I’d been thinking on it since the conversation with Marcus. I could not tell her the bargain, his interest, or that he’d made a bargain with me. I could, however, think like the fae and talk around it.

“Do you recall how I ended up married?”

Alice’s eyes grew comically wide.

“And do you know how sometimes an eternal being . . . like say my grandmother can be clever and outwit mortals?”

Allie nodded.

With carefully chosen words, I warned, “It’s wise to be careful, Alice Chaddock. I am, and yet, I have been accidentally married to a faery. . . and probably manipulated into going to San Diego to kill off draugr who were behaving badly but out of Beatrice’s reach.”

Allie looked around as if there were potential spies, and then whispered, “So you think Marcus has plans to manipulate me?”

It was far too direct of a question, so I looked at her, hoping she was clever enough to hear what I was really saying, “I cannot say, Alice. I simply cannotsay. But”—I shrugged as if was no big deal—“I know I ended up where I am because I made faery bargains with Eli.”

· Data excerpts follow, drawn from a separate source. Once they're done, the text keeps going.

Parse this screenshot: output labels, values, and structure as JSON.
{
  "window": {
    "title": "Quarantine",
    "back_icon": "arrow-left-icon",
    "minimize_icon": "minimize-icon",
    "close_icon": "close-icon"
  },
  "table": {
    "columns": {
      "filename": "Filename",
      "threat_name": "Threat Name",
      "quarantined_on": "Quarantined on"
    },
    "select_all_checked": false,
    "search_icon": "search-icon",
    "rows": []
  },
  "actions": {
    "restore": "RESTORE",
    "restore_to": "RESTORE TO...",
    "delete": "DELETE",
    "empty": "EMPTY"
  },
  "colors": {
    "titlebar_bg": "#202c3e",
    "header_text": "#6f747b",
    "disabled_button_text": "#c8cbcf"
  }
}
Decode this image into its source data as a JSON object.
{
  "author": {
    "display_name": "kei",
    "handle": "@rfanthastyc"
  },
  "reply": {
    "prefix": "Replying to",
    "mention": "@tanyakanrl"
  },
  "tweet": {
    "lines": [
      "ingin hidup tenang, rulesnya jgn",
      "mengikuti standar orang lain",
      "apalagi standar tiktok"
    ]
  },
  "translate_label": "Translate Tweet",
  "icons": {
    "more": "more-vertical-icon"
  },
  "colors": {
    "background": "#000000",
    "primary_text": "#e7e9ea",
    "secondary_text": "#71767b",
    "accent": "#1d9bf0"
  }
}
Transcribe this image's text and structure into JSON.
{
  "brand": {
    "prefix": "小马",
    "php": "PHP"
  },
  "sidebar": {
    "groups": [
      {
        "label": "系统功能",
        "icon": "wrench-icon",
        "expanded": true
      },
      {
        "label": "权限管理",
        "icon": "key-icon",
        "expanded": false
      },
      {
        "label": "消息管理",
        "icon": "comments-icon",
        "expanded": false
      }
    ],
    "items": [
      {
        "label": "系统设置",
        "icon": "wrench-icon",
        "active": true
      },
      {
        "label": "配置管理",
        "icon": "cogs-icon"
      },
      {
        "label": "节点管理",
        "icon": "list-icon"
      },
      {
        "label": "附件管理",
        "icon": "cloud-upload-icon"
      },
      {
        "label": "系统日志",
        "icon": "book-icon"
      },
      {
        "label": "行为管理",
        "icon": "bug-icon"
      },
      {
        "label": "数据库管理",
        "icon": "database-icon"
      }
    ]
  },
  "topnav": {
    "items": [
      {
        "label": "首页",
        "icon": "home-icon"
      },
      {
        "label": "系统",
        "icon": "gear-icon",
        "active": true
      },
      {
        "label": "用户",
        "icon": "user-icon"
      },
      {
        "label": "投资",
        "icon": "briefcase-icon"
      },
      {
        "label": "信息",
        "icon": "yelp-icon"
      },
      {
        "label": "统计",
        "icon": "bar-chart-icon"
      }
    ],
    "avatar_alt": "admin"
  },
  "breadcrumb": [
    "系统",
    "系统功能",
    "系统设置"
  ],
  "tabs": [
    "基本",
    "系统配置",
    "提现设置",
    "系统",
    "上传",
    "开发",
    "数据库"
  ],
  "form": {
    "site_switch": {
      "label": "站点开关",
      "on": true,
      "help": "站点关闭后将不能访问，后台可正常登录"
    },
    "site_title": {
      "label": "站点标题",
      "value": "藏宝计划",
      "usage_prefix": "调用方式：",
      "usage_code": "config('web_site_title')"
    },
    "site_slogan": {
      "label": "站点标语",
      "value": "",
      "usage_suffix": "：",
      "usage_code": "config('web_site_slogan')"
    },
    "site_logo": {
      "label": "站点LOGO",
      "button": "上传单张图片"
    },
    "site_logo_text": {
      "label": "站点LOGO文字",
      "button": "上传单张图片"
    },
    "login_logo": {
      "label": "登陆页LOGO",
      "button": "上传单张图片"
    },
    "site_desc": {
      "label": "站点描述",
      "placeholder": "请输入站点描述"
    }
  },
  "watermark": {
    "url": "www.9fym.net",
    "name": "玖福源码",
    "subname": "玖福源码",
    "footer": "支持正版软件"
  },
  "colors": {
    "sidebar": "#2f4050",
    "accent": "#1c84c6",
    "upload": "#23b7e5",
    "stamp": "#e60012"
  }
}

“Well, I won’t be doing that.” Allie hmphed, and I repressed a sigh. She wasn’t getting what I was saying, and the bargain prevented me from outright telling her—or anyone else. It wasn’t my future on the line, but I wasn’t going to let Allie stumble into something she didn’t want.

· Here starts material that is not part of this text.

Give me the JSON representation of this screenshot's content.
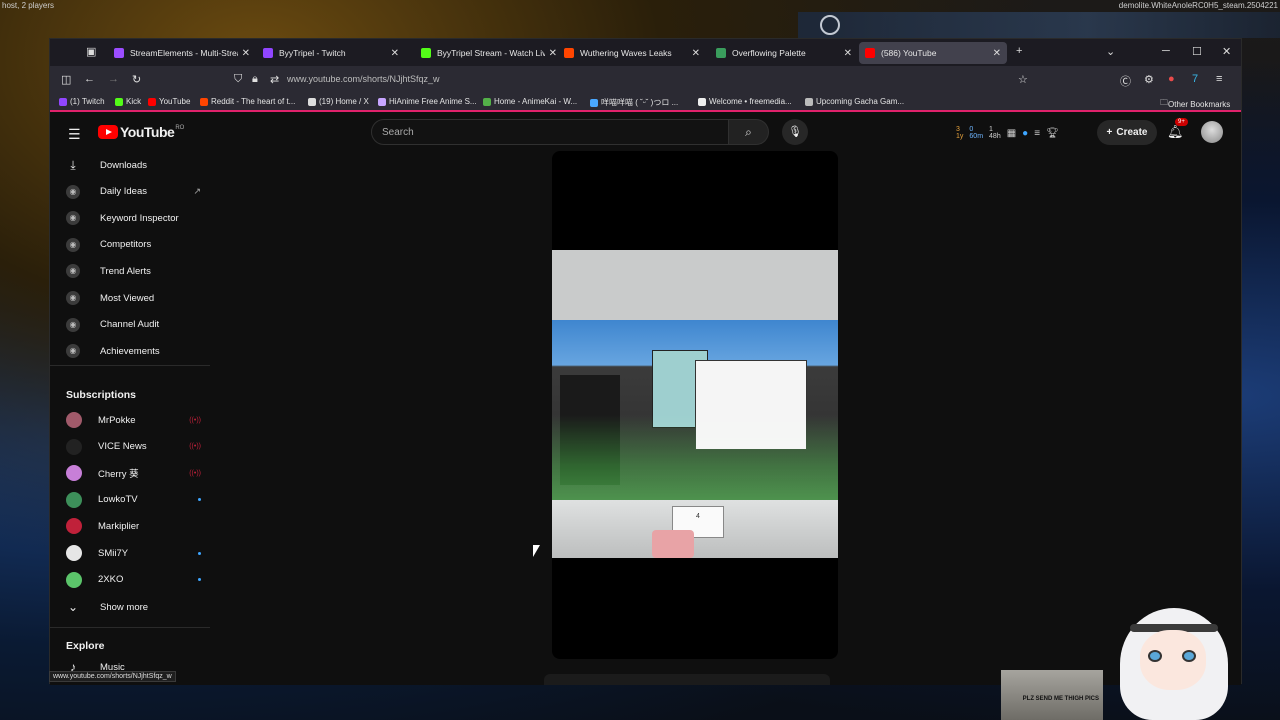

Later, when I was back in New Orleans, I’d come up with a plan to help her without breaking my faery bargain—right after I went to see my great-times-great grandmother Beatrice and pointed out that I wasn’t a hunting dog to be sent out at her will.

“Gen?” Sera called as she came into the room. “Alice, come on! Pack later! Drink now!”

“Coming!” I grabbed a parasol, another of the things Allie had stocked up on, and Allie and I headed outside to join Sera and Christy for a glass of faery-made whisky or two at the firepit. It might not be the spa weekend we’d planned, but we were together, and laughing.

Christy looked up from her lounger. “Fruit bowl for you on the table . . .”

Then Sera added, “And a beautiful shawl for you, Allie.” She pointed to the delicate pink thing. “Just you.”

The shawl was in a box with a tag in what looked like calligraphy but was probably just Marcus’ handwriting. “To Alice, for cold nights when you are far away.”

Alice looked at it, looked at me, and said, “He like likes me, doesn’t he?”

I couldn’t reply because of the faery bargain, but Sera and Christy simply said “yes.” And I took a long drink to cover for my silence. After all the faery bargains that I’d made, this one was proving more complicated than I expected.

“I made some ice for you.” Alice plopped several blood cubes in my whisky before settling in with her drink in a chair beside Sera.

We weren’t living in a perfect world, but I realized I’d lucked out on friends. I lifted my glass and said, “To sisters!”

“To sisters!” Sera, Christy, and Allie echoed back at me.

We drank, relaxing until Alice said, “So is it weird that you and Sera used to boink? But you’re like sisters?”

“Not literal sisters, we just--” Sera started.

“Shut up, Allie,” Christy interrupted.

And Alice grinned at us as she settled back with her drink.

“I love you people,” I added, looking at them one after the other. “Best Girls’ Weekend ever because you were with me.”

Maybe Alice’s influence was wearing off on me because I sat back with my drink and relished the stunned looks on all three faces. I could totally be sappy if I had to, and honestly, if it shocked everyone that much, I might just do it more often.

Our weekend was a little off plan, but it truly had been exactly the beach trip I’d needed. I felt ready and able to handle whatever challenges life threw my way next. Good friends, good booze, and the occasional beheading were my sort of weekend.